Hiya, I would like to introduce a breed that is not very well known in the UK. It is a Czech breed that originated in Czech Republic and dates back to 9th century. Here is my Prague Ratter Bobby


----------



## vet-2-b

arrr very cute all most mini pinscher looking but more mousey looking face if u know what i mean


----------



## FREE SPIRIT

Such a cutie...lovely pics.


----------



## Jazzy

He's very very cute :001_wub::001_wub: and he has nicer clothes than I do. :laugh:


----------



## MY-PK Bobby

Thank you. He's our sweetheart. :blushing: Definatly mousey look bbBtw. his Daddy complaints about the clothes, too.

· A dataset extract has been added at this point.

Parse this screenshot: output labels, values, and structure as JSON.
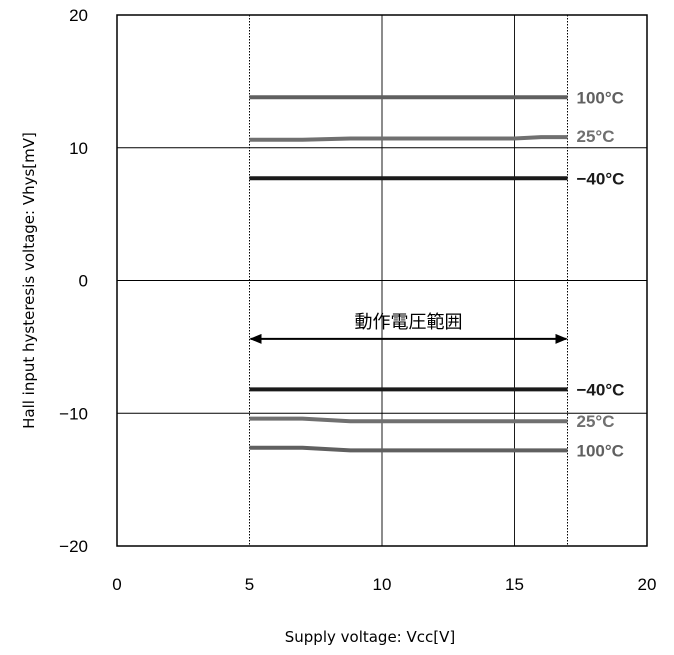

He says that Bobby's got more clothes than him :001_tt2:


----------



## MY-PK Bobby

They are a bit smaller than Min.Pin. and have softer features. This breed is supposted to catch rats. That's where their name comes from. Apparently the rats they used to catch were much smaller than the rats we know nowadays  I don't think Bobby would stand a chance with a rat  Here are some pics. of his encounter with a rat. Guess who was scared :blushing: :wink5: The rat was amazingly curious hmy:





And here Bobby jealous of the rat. Maybe Daddy's planning to swap him for a rat hmy:


----------



## Yourgifts Ourgifts

Great Pics..


----------